Two of the malicious extensions (C++ Playground and HTTP Format) garnered over 17,000 downloads before being removed. However, they are still available in Open VSX, and the threat actor republished the same malicious code under a new name on the VS Code Marketplace on September 17, 2025 after its removal.

The remarkable thing about these extensions is that they deliver the promised functionality, which provides full coverage so that unsuspecting developers who may have installed them are unaware of their malicious activities.
Specifically, the C++ Playground extension has been found to capture keystrokes in near real-time through a listener that is triggered after a 500ms delay. The ultimate goal is to steal C++ source code files.
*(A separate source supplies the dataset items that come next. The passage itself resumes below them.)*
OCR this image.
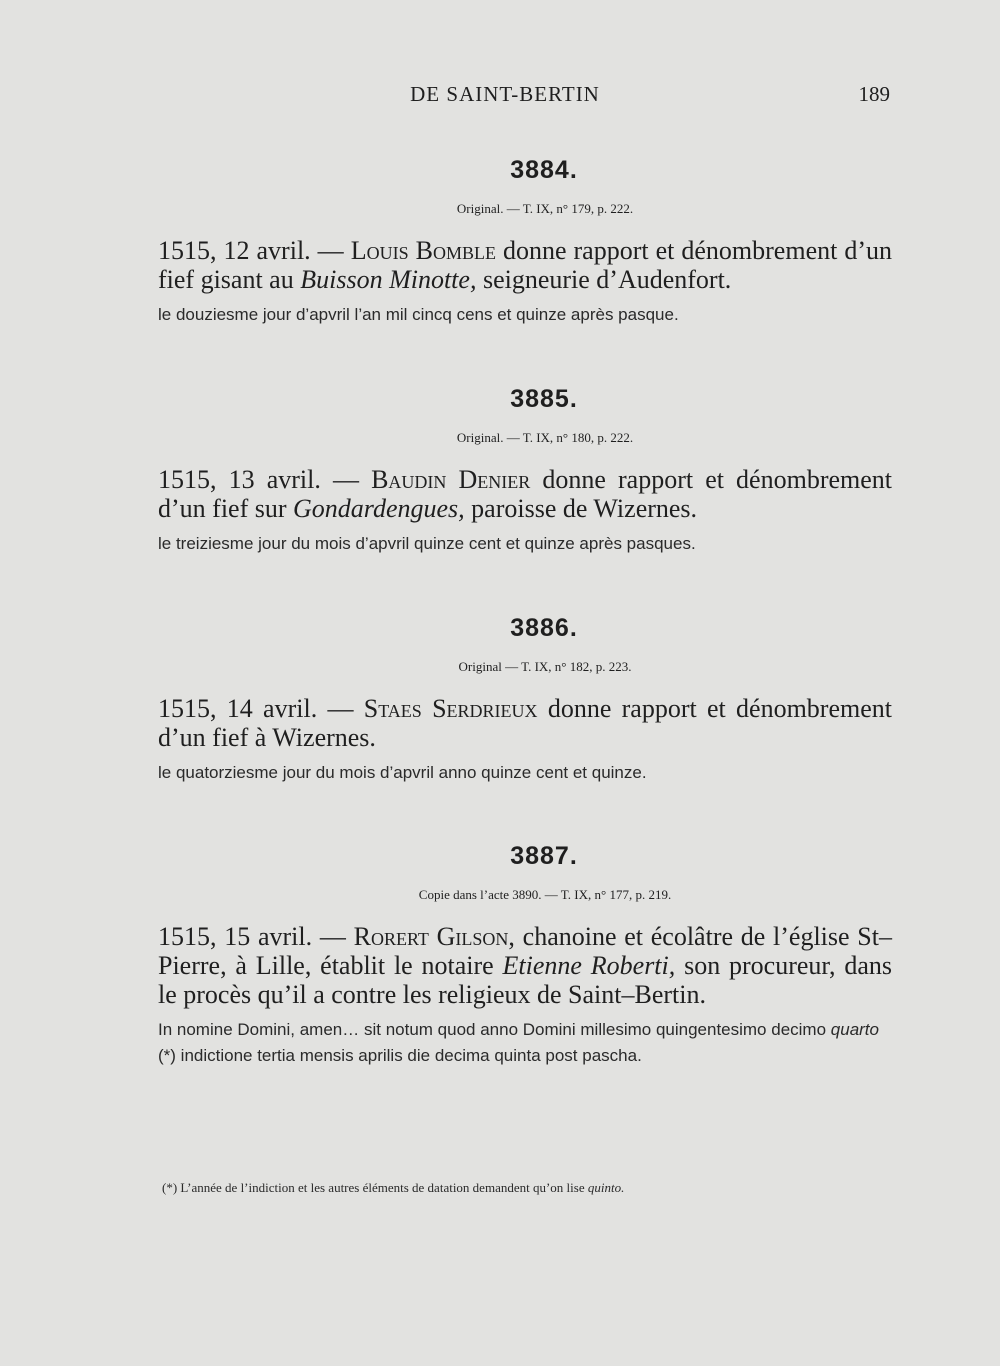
DE SAINT-BERTIN	189
3884.
Original. — T. IX, n° 179, p. 222.
1515, 12 avril. — Louis Bomble donne rapport et dénombrement d’un fief gisant au Buisson Minotte, seigneurie d’Audenfort.
le douziesme jour d’apvril l’an mil cincq cens et quinze après pasque.
3885.
Original. — T. IX, n° 180, p. 222.
1515, 13 avril. — Baudin Denier donne rapport et dénombrement d’un fief sur Gondardengues, paroisse de Wizernes.
le treiziesme jour du mois d’apvril quinze cent et quinze après pasques.
3886.
Original — T. IX, n° 182, p. 223.
1515, 14 avril. — Staes Serdrieux donne rapport et dénombrement d’un fief à Wizernes.
le quatorziesme jour du mois d’apvril anno quinze cent et quinze.
3887.
Copie dans l’acte 3890. — T. IX, n° 177, p. 219.
1515, 15 avril. — Rorert Gilson, chanoine et écolâtre de l’église St–Pierre, à Lille, établit le notaire Etienne Roberti, son procureur, dans le procès qu’il a contre les religieux de Saint–Bertin.
In nomine Domini, amen… sit notum quod anno Domini millesimo quingentesimo decimo quarto (*) indictione tertia mensis aprilis die decima quinta post pascha.
(*) L’année de l’indiction et les autres éléments de datation demandent qu’on lise quinto.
The HTTP Format extension, on the other hand, hides malicious code to run the CoinIMP miner and exploit system resources to secretly mine cryptocurrencies.
Three other extensions published by TigerJack under the alias ‘498’, namely cppplayground, httpformat and pythonformat, further increase the risk by incorporating functionality that acts as a backdoor by downloading and executing arbitrary JavaScript from external servers (‘ab498.pythananywhere’).[.]com”) every 20 minutes.

“By checking for new instructions every 20 minutes and using eval() on remotely retrieved code, TigerJack can dynamically push malicious payloads without updating the extension. It can steal credentials or API keys, deploy ransomware, use compromised developer machines as entry points into corporate networks, inject backdoors into projects, and monitor activity in real time.” Admoni says Mr.
Koi Security also pointed out that most of these extensions started out as completely benign tools before any malicious changes were introduced, making them a classic example of a Trojan horse approach. This provides several benefits as it allows threat actors to establish legitimacy and gain attention among users.
Additionally, threat actors can push updates later and compromise the environment, potentially fooling developers who vetted the extension before installing it.
In June 2025, Microsoft announced that it was implementing a multi-step process to protect the VS Code marketplace from malware. This includes an initial scan of all incoming packages for malicious runtime behavior in a sandbox environment, as well as rescans and regular market-wide scans to “ensure everything is safe.”
That said, these security protections apply only to the VS Code Marketplace and not to others, such as the Open VSX Registry. This means that even if a malicious extension is removed from Microsoft’s platform, attackers can easily migrate to less secure alternatives.
“The fragmented security landscape across all markets has created dangerous blind spots that sophisticated attackers are already exploiting,” the company said. “When security operates in silos, threats simply move between platforms without developers even realizing it.”